経済以外の理由としては、水不足も指摘されています。昨年末の時点で、首都テヘランの水源となるダムの貯水量は11%しかないといわれています。2018年に水不足でデモが行われていますが、今年の水不足はその時以上だとの声もありますので、これも理由として間違いではありません。
ただしその原因には、気候変動による影響もあるものの、現政権の失政も影響しています。そのため、やはり水を求めてのデモというより、政権を打倒するベクトルが発生しています。
さらには、今回のデモには、女性に対する宗教的戒律の問題も関係しています。2022年に頭を覆うスカーフ「ヒジャブ」のかぶり方が不適切だとして、22歳のマフサ・アミニさんが道徳警察から暴行を受け、死亡する事件が発生しました。この時もデモが発生していますが、同様の事件がその後も発生しているため、今回のデモには、意図的に髪をさらして抗議する女性も参加している状況です。

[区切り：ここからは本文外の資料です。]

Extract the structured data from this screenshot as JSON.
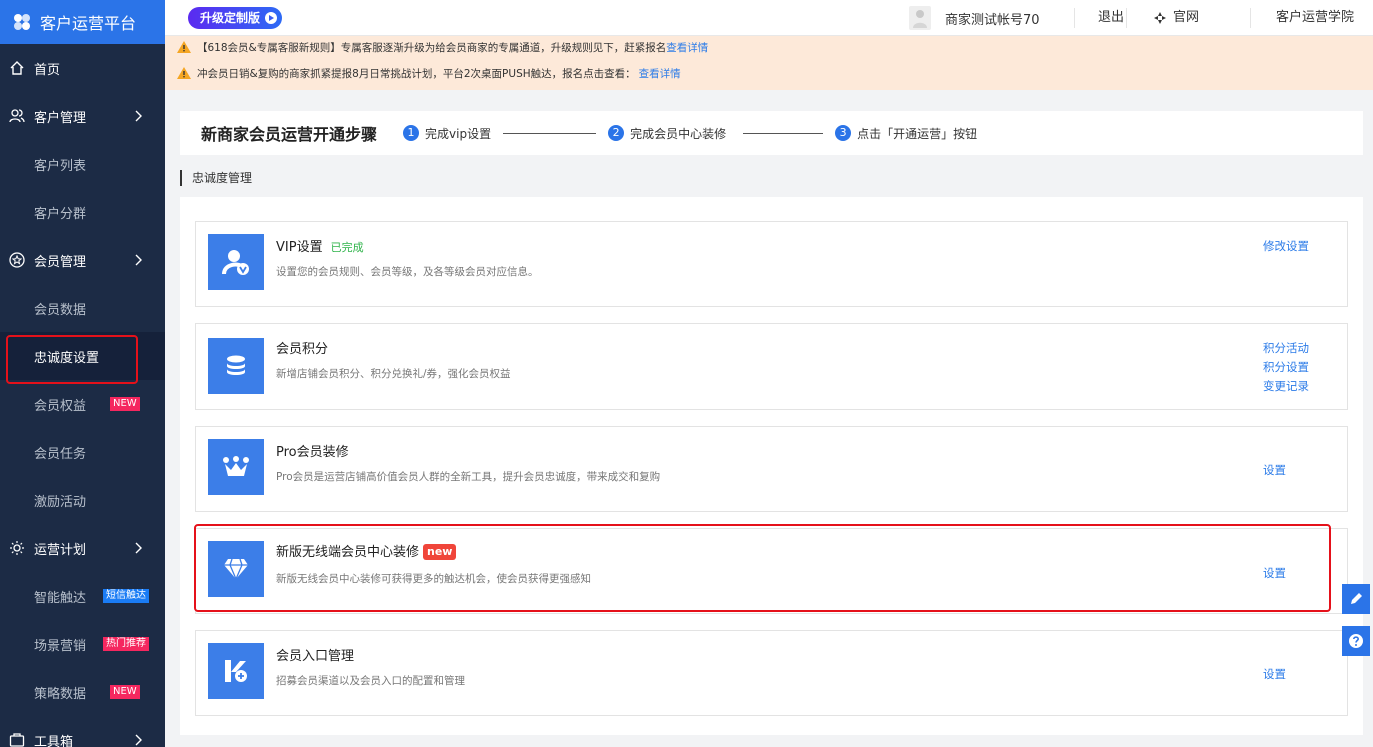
{
  "sidebar": {
    "logo": "客户运营平台",
    "items": [
      {
        "label": "首页"
      },
      {
        "label": "客户管理"
      },
      {
        "label": "客户列表"
      },
      {
        "label": "客户分群"
      },
      {
        "label": "会员管理"
      },
      {
        "label": "会员数据"
      },
      {
        "label": "忠诚度设置"
      },
      {
        "label": "会员权益",
        "badge": "NEW"
      },
      {
        "label": "会员任务"
      },
      {
        "label": "激励活动"
      },
      {
        "label": "运营计划"
      },
      {
        "label": "智能触达",
        "badge": "短信触达"
      },
      {
        "label": "场景营销",
        "badge": "热门推荐"
      },
      {
        "label": "策略数据",
        "badge": "NEW"
      },
      {
        "label": "工具箱"
      }
    ]
  },
  "header": {
    "upgrade_label": "升级定制版",
    "account": "商家测试帐号70",
    "logout": "退出",
    "official_site": "官网",
    "academy": "客户运营学院"
  },
  "notices": [
    {
      "text": "【618会员&专属客服新规则】专属客服逐渐升级为给会员商家的专属通道，升级规则见下，赶紧报名",
      "link": "查看详情"
    },
    {
      "text": "冲会员日销&复购的商家抓紧提报8月日常挑战计划，平台2次桌面PUSH触达，报名点击查看：",
      "link": "查看详情"
    }
  ],
  "steps": {
    "title": "新商家会员运营开通步骤",
    "items": [
      {
        "num": "1",
        "label": "完成vip设置"
      },
      {
        "num": "2",
        "label": "完成会员中心装修"
      },
      {
        "num": "3",
        "label": "点击「开通运营」按钮"
      }
    ]
  },
  "section_title": "忠诚度管理",
  "cards": [
    {
      "title": "VIP设置",
      "tag": "已完成",
      "desc": "设置您的会员规则、会员等级，及各等级会员对应信息。",
      "actions": [
        "修改设置"
      ],
      "icon": "user-vip-icon"
    },
    {
      "title": "会员积分",
      "desc": "新增店铺会员积分、积分兑换礼/券，强化会员权益",
      "actions": [
        "积分活动",
        "积分设置",
        "变更记录"
      ],
      "icon": "database-icon"
    },
    {
      "title": "Pro会员装修",
      "desc": "Pro会员是运营店铺高价值会员人群的全新工具，提升会员忠诚度，带来成交和复购",
      "actions": [
        "设置"
      ],
      "icon": "crown-icon"
    },
    {
      "title": "新版无线端会员中心装修",
      "tag": "new",
      "desc": "新版无线会员中心装修可获得更多的触达机会，使会员获得更强感知",
      "actions": [
        "设置"
      ],
      "icon": "diamond-icon"
    },
    {
      "title": "会员入口管理",
      "desc": "招募会员渠道以及会员入口的配置和管理",
      "actions": [
        "设置"
      ],
      "icon": "entry-icon"
    }
  ],
  "colors": {
    "sidebar_bg": "#1c2b45",
    "accent": "#2b74e8",
    "link": "#2d7ce8",
    "new_badge": "#f5275f",
    "highlight": "#e5111a"
  }
}
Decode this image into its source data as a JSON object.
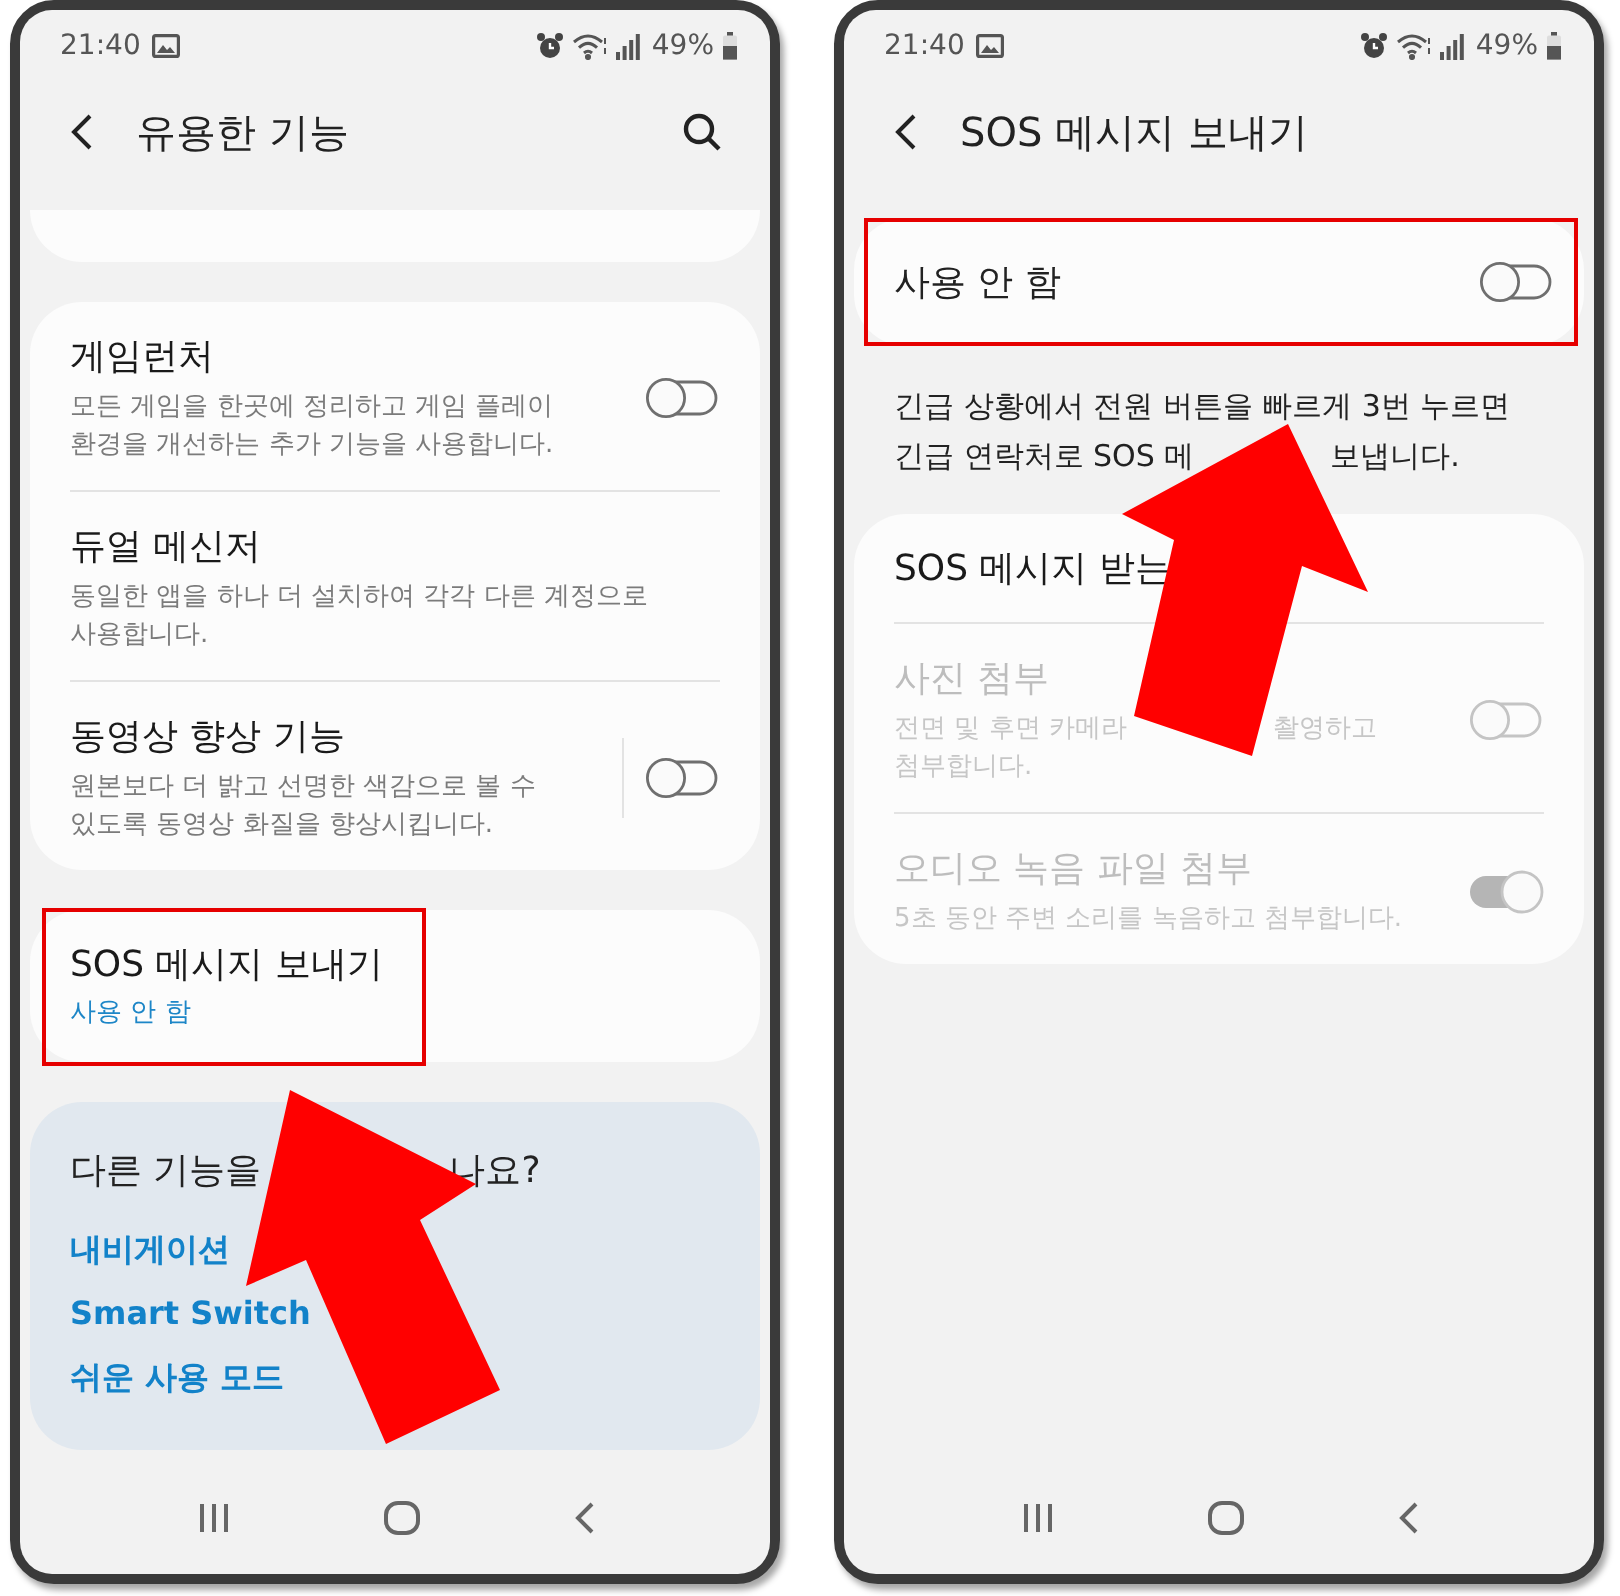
{
  "screens": [
    {
      "status_bar": {
        "time": "21:40",
        "battery": "49%"
      },
      "header": {
        "title": "유용한 기능",
        "search": true
      },
      "sections": [
        {
          "kind": "clipped-card"
        },
        {
          "kind": "card",
          "items": [
            {
              "title": "게임런처",
              "description": [
                "모든 게임을 한곳에 정리하고 게임 플레이",
                "환경을 개선하는 추가 기능을 사용합니다."
              ],
              "toggle": {
                "on": false
              },
              "disabled": false
            },
            {
              "title": "듀얼 메신저",
              "description": [
                "동일한 앱을 하나 더 설치하여 각각 다른 계정으로",
                "사용합니다."
              ],
              "disabled": false
            },
            {
              "title": "동영상 향상 기능",
              "description": [
                "원본보다 더 밝고 선명한 색감으로 볼 수",
                "있도록 동영상 화질을 향상시킵니다."
              ],
              "toggle": {
                "on": false
              },
              "toggle_separator": true,
              "disabled": false
            }
          ]
        },
        {
          "kind": "card",
          "items": [
            {
              "title": "SOS 메시지 보내기",
              "status": "사용 안 함",
              "highlighted": true,
              "disabled": false
            }
          ]
        },
        {
          "kind": "links",
          "heading": [
            "다른 기능을",
            "나요?"
          ],
          "links": [
            "내비게이션",
            "Smart Switch",
            "쉬운 사용 모드"
          ]
        }
      ]
    },
    {
      "status_bar": {
        "time": "21:40",
        "battery": "49%"
      },
      "header": {
        "title": "SOS 메시지 보내기"
      },
      "sections": [
        {
          "kind": "master-switch",
          "label": "사용 안 함",
          "toggle": {
            "on": false
          },
          "highlighted": true
        },
        {
          "kind": "note",
          "lines": [
            "긴급 상황에서 전원 버튼을 빠르게 3번 누르면",
            [
              "긴급 연락처로 SOS 메",
              "보냅니다."
            ]
          ]
        },
        {
          "kind": "card",
          "items": [
            {
              "title": "SOS 메시지 받는",
              "disabled": false
            },
            {
              "title": "사진 첨부",
              "description": [
                [
                  "전면 및 후면 카메라",
                  "촬영하고"
                ],
                "첨부합니다."
              ],
              "toggle": {
                "on": false
              },
              "disabled": true
            },
            {
              "title": "오디오 녹음 파일 첨부",
              "description": [
                "5초 동안 주변 소리를 녹음하고 첨부합니다."
              ],
              "toggle": {
                "on": true
              },
              "disabled": true
            }
          ]
        }
      ]
    }
  ]
}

デモはなぜ激化しているのか~弱体化しているイランの防空網
上記が、今回のデモに参加している人たちの動機といえますが、これらは決して急に発生したものではありません。そのため、これまでイランでは何度も抗議行動としてのデモが起こっています。しかし、そのたびに弾圧を受けたり、政権のガス抜き策で沈静化させられてきました。
今回、抗議行動が激化している理由は別にあるということです。
その理由は、アメリカとイスラエルによる介入の可能性です。冒頭で言及した朝日の記事でも、アメリカが介入する可能性については触れられていました。